Devised by Dr Keyu Xia and Professor Jason Twamley from the ARC Centre of Excellence for Engineered Quantum Systems (EQUS) at Macquarie University, and Dr Michael Vanner at the University of Queensland, their idea makes use of the tiny magnetic fields generated by these quantum chips to alter the properties of an optical cavity, via a magnetostrictive material.
A material that is “magnetostrictive” physically expands in the presence of a magnetic field.
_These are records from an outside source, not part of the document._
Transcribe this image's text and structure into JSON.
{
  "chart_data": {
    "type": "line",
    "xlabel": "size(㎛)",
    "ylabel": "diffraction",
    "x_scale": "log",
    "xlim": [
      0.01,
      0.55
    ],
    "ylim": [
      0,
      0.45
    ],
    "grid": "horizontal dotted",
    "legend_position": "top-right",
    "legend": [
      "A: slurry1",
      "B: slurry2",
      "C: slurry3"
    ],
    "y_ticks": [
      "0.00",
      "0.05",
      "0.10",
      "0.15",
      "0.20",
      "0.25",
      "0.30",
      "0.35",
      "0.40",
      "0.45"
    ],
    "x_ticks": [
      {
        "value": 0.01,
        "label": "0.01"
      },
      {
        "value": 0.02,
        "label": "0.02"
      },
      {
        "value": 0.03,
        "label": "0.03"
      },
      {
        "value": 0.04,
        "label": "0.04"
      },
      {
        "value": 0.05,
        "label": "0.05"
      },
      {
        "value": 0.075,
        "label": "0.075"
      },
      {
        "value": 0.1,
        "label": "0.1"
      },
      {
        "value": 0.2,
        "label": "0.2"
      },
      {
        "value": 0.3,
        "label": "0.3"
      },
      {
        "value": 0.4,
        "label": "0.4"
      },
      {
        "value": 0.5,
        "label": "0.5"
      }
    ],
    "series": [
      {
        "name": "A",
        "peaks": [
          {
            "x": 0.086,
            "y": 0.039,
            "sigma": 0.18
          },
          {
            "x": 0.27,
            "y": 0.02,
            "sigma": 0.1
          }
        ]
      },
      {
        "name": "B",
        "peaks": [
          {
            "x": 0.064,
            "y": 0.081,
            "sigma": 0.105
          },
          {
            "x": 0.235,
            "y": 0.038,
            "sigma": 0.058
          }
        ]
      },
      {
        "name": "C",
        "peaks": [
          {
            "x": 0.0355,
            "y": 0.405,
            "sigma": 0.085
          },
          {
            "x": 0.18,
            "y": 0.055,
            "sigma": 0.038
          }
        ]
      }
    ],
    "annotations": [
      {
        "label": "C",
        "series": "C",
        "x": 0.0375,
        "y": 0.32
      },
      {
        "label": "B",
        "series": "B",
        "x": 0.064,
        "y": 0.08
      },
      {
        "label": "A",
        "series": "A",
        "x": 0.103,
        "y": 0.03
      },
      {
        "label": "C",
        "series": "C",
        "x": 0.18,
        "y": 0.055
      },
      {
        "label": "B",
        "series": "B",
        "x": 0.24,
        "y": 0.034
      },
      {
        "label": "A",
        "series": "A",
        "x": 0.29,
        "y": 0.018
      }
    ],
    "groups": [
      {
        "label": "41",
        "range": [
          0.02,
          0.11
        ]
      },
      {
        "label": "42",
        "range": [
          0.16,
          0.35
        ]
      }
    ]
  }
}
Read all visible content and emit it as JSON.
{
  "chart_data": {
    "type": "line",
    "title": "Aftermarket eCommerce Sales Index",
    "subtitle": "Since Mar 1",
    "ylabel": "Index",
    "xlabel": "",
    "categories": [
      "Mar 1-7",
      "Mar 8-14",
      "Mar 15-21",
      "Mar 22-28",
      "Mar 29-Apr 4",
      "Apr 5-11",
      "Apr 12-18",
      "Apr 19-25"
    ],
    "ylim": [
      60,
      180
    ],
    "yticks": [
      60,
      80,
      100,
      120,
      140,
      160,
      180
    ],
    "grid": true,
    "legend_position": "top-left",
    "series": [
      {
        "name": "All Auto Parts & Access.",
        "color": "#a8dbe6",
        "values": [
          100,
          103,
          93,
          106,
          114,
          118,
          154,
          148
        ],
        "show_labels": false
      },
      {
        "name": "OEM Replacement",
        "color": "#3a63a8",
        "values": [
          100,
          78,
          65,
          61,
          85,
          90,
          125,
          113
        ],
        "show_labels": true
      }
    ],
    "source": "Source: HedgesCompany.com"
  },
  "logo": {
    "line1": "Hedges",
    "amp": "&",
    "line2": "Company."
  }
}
By using this, the team were able to show how the magnetic fields from the quantum chips can effectively speak via the optical cavity and connected optical fibre through to a distant superconducting chip in another lab elsewhere.
“Quantum cryptography, the secret transfer of information over optical fibres that is protected via the laws of quantum mechanics, is one application of quantum science and technology that already has commercial applications,” said researcher Professor Twamley.
“This and other applications, such as quantum computing, quantum teleportation and quantum sensing, would benefit greatly from the ability to connect up quantum devices over long distance, for example, if they could plug in to a quantum internet.
“Superconducting quantum chips are one of the most promising areas of development to become the hardware for tomorrow’s quantum computers, and our superconducting/optical interface will help plug these chips together over large distances.”
“Our hybrid-quantum system approach allows us to take advantage of both the power of quantum computing with superconducting circuits and existing low-loss high-speed optical telecommunications technology,” said Dr Vanner.
“It’s a very exciting direction, quantum technology certainly has a bright future,” said Dr Xia.
This full paper “An opto-magneto-mechanical quantum interface between distant superconducting qubits” has been published in the journal Scientific Reports.